Императрица поджимает губы.
– Да, – подтверждает она, с характерным звоном ставя чашечку на блюдце. – Ты так и не выбрала хобби.
– Нет, но меня увлекает ботаника. – Фух. Сочиняешь на ходу, Изуми.
Она наклоняет голову.
– Годится. У твоего отца пристрастие к орхидеям. – Известно ли ей, что пристрастие моего отца к орхидеям вытекает из его чувств к моей матери? – Чересчур капризные, на мой взгляд.
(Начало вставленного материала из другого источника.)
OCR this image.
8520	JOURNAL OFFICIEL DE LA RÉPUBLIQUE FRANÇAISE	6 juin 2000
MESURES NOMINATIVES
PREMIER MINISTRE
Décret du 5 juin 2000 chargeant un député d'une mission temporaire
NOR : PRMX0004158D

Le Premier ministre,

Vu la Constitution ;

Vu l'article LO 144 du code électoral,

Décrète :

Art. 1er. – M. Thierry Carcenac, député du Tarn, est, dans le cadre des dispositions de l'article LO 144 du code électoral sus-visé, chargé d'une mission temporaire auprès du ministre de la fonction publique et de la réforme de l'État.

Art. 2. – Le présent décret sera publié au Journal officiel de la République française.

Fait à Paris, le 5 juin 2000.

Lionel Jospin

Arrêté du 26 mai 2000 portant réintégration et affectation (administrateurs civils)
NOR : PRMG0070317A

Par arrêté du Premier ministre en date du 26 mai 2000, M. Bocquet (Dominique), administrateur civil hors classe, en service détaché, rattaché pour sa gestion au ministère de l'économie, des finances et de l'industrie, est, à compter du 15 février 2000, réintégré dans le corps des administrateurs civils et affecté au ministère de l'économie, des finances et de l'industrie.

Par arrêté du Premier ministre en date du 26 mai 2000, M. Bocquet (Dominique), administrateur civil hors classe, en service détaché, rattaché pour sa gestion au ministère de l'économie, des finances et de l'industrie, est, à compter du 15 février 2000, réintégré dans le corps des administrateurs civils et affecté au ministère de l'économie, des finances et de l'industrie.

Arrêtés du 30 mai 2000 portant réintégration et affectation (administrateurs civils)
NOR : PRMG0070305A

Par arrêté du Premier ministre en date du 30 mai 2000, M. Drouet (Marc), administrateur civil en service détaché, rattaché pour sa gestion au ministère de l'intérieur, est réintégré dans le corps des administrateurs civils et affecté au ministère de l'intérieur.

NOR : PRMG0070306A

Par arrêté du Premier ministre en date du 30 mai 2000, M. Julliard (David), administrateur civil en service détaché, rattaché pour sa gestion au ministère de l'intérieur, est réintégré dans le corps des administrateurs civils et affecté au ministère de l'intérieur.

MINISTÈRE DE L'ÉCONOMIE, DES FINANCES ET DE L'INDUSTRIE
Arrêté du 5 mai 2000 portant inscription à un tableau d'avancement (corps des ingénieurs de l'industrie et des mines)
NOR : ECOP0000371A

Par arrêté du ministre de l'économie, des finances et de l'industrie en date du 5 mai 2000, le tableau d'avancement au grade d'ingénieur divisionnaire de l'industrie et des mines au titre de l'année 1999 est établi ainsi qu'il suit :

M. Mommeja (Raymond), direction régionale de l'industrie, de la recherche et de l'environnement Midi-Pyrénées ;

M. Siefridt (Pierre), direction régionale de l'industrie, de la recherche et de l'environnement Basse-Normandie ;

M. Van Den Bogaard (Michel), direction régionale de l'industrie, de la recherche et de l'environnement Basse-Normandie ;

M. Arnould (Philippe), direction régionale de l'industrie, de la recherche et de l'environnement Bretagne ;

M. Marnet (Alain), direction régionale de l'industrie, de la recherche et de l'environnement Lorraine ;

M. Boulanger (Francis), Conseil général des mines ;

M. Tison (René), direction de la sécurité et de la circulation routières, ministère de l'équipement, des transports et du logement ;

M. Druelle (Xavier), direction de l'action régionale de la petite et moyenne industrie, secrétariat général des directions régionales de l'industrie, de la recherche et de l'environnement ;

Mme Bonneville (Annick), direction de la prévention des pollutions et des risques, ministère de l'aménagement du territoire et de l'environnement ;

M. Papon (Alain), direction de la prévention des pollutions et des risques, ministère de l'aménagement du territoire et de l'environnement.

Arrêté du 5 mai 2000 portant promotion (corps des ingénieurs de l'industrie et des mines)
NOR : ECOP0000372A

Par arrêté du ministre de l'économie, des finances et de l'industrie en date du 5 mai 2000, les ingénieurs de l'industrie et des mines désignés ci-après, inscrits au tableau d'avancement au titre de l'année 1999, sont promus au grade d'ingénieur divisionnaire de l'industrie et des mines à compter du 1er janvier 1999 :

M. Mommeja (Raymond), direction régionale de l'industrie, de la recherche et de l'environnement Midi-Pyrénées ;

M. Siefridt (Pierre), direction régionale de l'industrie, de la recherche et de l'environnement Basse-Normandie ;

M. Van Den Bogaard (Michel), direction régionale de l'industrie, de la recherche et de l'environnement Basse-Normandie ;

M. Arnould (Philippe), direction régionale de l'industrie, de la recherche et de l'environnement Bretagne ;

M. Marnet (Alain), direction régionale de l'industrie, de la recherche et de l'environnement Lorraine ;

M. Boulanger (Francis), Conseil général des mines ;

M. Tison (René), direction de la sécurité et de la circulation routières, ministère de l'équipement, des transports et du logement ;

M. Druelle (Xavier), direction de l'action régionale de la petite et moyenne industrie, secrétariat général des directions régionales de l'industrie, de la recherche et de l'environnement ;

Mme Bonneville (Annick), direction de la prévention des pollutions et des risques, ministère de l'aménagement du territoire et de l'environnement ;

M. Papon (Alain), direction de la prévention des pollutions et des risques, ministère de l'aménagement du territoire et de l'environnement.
Я предпочитаю азалии. Когда я была маленькой девочкой, я пила их нектар.
Я приободряюсь.
– Я тоже так делала. – По всему участку у нас росли азалии. Маму научила ее мать, а она – меня, как отрывать со стебля цветок и пить нектар. Я всегда думала, что этим наша семья отличалась от остальных. Но, быть может, это нечто большее. Связь с Японией. Невидимая нить. – Есть ли у вас любимый сорт? Мне очень нравится омурасаки.